Economie

Pourquoi la recherche est aussi une grande perdante du Brexit

Solène Davesne ,

Publié le

Le Royaume-Uni est le principal bénéficiaire des financements européens pour la recherche. La sortie du pays risque d'affecter les programmes scientifiques menés en partenariat avec d'autres pays européens. 

Pourquoi la recherche est aussi une grande perdante du Brexit © Bill Dickinson CC Flickr

Le Brexit peut-il geler la coopération scientifique européenne ? Le Royaume-Uni a beaucoup à perdre dans ce domaine. Avec 1 % de la population mondiale, il concentre 4 % des chercheurs dans le monde. Le pays est surtout devenu le champion incontesté de la chasse aux fonds européens. 

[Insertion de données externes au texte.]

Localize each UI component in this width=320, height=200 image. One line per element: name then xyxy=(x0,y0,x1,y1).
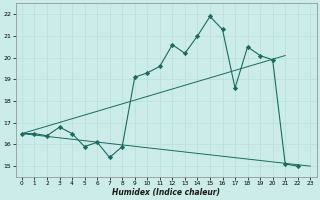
X-axis label: Humidex (Indice chaleur): Humidex (Indice chaleur) xyxy=(112,188,220,197)
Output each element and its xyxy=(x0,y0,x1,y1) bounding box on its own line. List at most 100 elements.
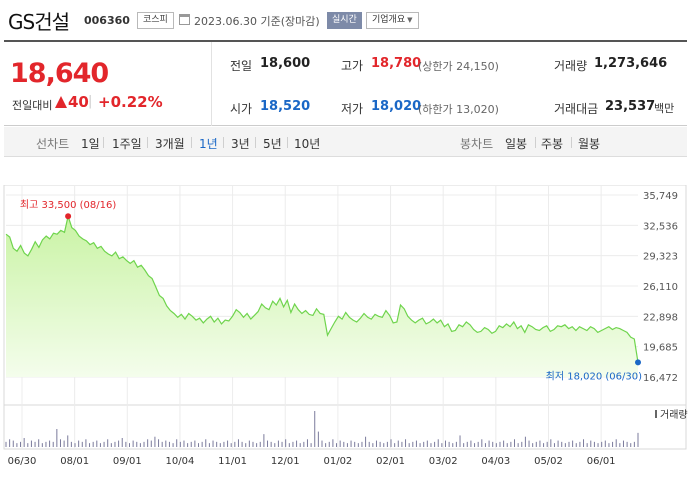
x-tick-label: 04/03 xyxy=(481,456,510,467)
volume-bar xyxy=(56,429,58,447)
volume-bar xyxy=(99,443,101,447)
volume-bar xyxy=(136,441,138,447)
chart-toolbar: 선차트 1일 1주일 3개월 1년 3년 5년 10년 봉차트 일봉 주봉 월봉 xyxy=(4,127,687,157)
volume-bar xyxy=(386,441,388,447)
x-tick-label: 10/04 xyxy=(166,456,195,467)
volume-bar xyxy=(92,441,94,447)
volume-bar xyxy=(110,443,112,447)
realtime-button[interactable]: 실시간 xyxy=(327,12,362,29)
volume-label: 거래량 xyxy=(554,59,588,73)
volume-bar xyxy=(633,441,635,447)
volume-bar xyxy=(190,441,192,447)
y-tick-label: 19,685 xyxy=(643,343,678,354)
volume-bar xyxy=(34,441,36,447)
volume-bar xyxy=(608,443,610,447)
lower-limit: (하한가 13,020) xyxy=(418,103,499,116)
candle-weekly[interactable]: 주봉 xyxy=(541,137,564,151)
divider xyxy=(535,137,536,148)
period-5y[interactable]: 5년 xyxy=(263,137,282,151)
high-label: 고가 xyxy=(341,59,364,73)
volume-bar xyxy=(521,441,523,447)
volume-bar xyxy=(612,441,614,447)
volume-bar xyxy=(630,443,632,447)
volume-bar xyxy=(263,434,265,447)
open-value: 18,520 xyxy=(260,99,311,114)
volume-bar xyxy=(368,441,370,447)
period-10y[interactable]: 10년 xyxy=(294,137,321,151)
period-1d[interactable]: 1일 xyxy=(81,137,100,151)
volume-bar xyxy=(67,435,69,447)
volume-bar xyxy=(118,440,120,447)
divider xyxy=(103,137,104,148)
volume-bar xyxy=(41,443,43,447)
volume-bar xyxy=(252,441,254,447)
volume-bar xyxy=(463,443,465,447)
volume-bar xyxy=(568,441,570,447)
price-chart[interactable]: 35,749 32,536 29,323 26,110 22,898 19,685 16,4… xyxy=(0,185,689,477)
volume-bar xyxy=(317,431,319,447)
stock-header: GS건설 006360 코스피 2023.06.30 기준(장마감) 실시간 기… xyxy=(0,0,689,40)
candle-monthly[interactable]: 월봉 xyxy=(578,137,601,151)
volume-bar xyxy=(452,443,454,447)
volume-value: 1,273,646 xyxy=(594,56,668,71)
volume-bar xyxy=(9,439,11,447)
volume-bar xyxy=(499,441,501,447)
volume-bar xyxy=(230,443,232,447)
volume-bar xyxy=(379,441,381,447)
high-value: 18,780 xyxy=(371,56,422,71)
volume-bar xyxy=(441,443,443,447)
volume-bar xyxy=(154,436,156,447)
volume-bar xyxy=(241,441,243,447)
volume-bar xyxy=(70,441,72,447)
volume-bar xyxy=(78,440,80,447)
volume-bar xyxy=(601,441,603,447)
amount-label: 거래대금 xyxy=(554,102,599,116)
divider xyxy=(223,137,224,148)
volume-bar xyxy=(401,441,403,447)
x-tick-label: 11/01 xyxy=(218,456,247,467)
volume-bar xyxy=(219,443,221,447)
volume-bar xyxy=(459,435,461,447)
volume-bar xyxy=(365,436,367,447)
upper-limit: (상한가 24,150) xyxy=(418,60,499,73)
volume-bar xyxy=(143,441,145,447)
x-tick-label: 01/02 xyxy=(323,456,352,467)
volume-bar xyxy=(332,439,334,447)
volume-bar xyxy=(216,441,218,447)
period-3m[interactable]: 3개월 xyxy=(155,137,185,151)
candle-daily[interactable]: 일봉 xyxy=(505,137,528,151)
volume-bar xyxy=(444,440,446,447)
period-1w[interactable]: 1주일 xyxy=(112,137,142,151)
chevron-down-icon: ▼ xyxy=(407,16,413,24)
volume-bar xyxy=(132,440,134,447)
volume-bar xyxy=(208,443,210,447)
company-overview-button[interactable]: 기업개요 ▼ xyxy=(366,12,419,29)
volume-bar xyxy=(375,440,377,447)
volume-bar xyxy=(81,441,83,447)
prev-close-value: 18,600 xyxy=(260,56,311,71)
volume-bar xyxy=(292,441,294,447)
volume-bar xyxy=(38,439,40,447)
volume-bar xyxy=(277,440,279,447)
x-tick-label: 05/02 xyxy=(534,456,563,467)
volume-bar xyxy=(179,441,181,447)
volume-bar xyxy=(245,443,247,447)
prev-close-label: 전일 xyxy=(230,59,253,73)
volume-bar xyxy=(550,439,552,447)
change-label: 전일대비 xyxy=(12,99,53,112)
volume-bar xyxy=(524,436,526,447)
period-3y[interactable]: 3년 xyxy=(231,137,250,151)
volume-bar xyxy=(161,441,163,447)
volume-bar xyxy=(434,441,436,447)
volume-bar xyxy=(481,439,483,447)
volume-bar xyxy=(430,443,432,447)
volume-bar xyxy=(63,440,65,447)
volume-bar xyxy=(30,440,32,447)
volume-bar xyxy=(575,443,577,447)
low-point xyxy=(635,359,641,366)
volume-bar xyxy=(234,441,236,447)
volume-bar xyxy=(125,441,127,447)
period-1y[interactable]: 1년 xyxy=(199,137,218,151)
volume-bar xyxy=(572,440,574,447)
amount-unit: 백만 xyxy=(654,102,675,115)
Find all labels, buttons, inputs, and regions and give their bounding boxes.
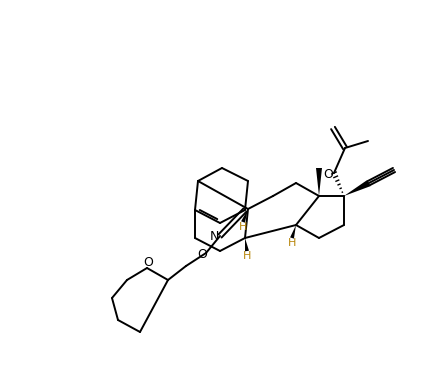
Polygon shape [316,168,322,196]
Text: H: H [288,238,296,248]
Polygon shape [241,209,248,223]
Text: O: O [197,248,207,262]
Polygon shape [344,180,371,196]
Text: O: O [143,256,153,269]
Polygon shape [245,238,249,251]
Text: H: H [239,222,247,232]
Text: H: H [243,251,251,261]
Text: N: N [209,230,219,244]
Polygon shape [290,225,296,238]
Text: O: O [323,167,333,180]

La Grande-Bretagne a capté 16 % des financements européens entre 2006 et 2015, derrière l’Allemagne (17 %) mais loin devant la France (11%). Elle est même passée à la première place dans le seul programme Horizon 2020. Un rapport du cabinet Digital Science estime que les laboratoires britanniques pourraient y perdre 1 milliard de livre sterling. Selon le cabinet Izi’nov, la Grande-Bretagne participe à 38 % des 7590 projets européens lancés depuis 2014 dans le cadre d’Horizon 2020.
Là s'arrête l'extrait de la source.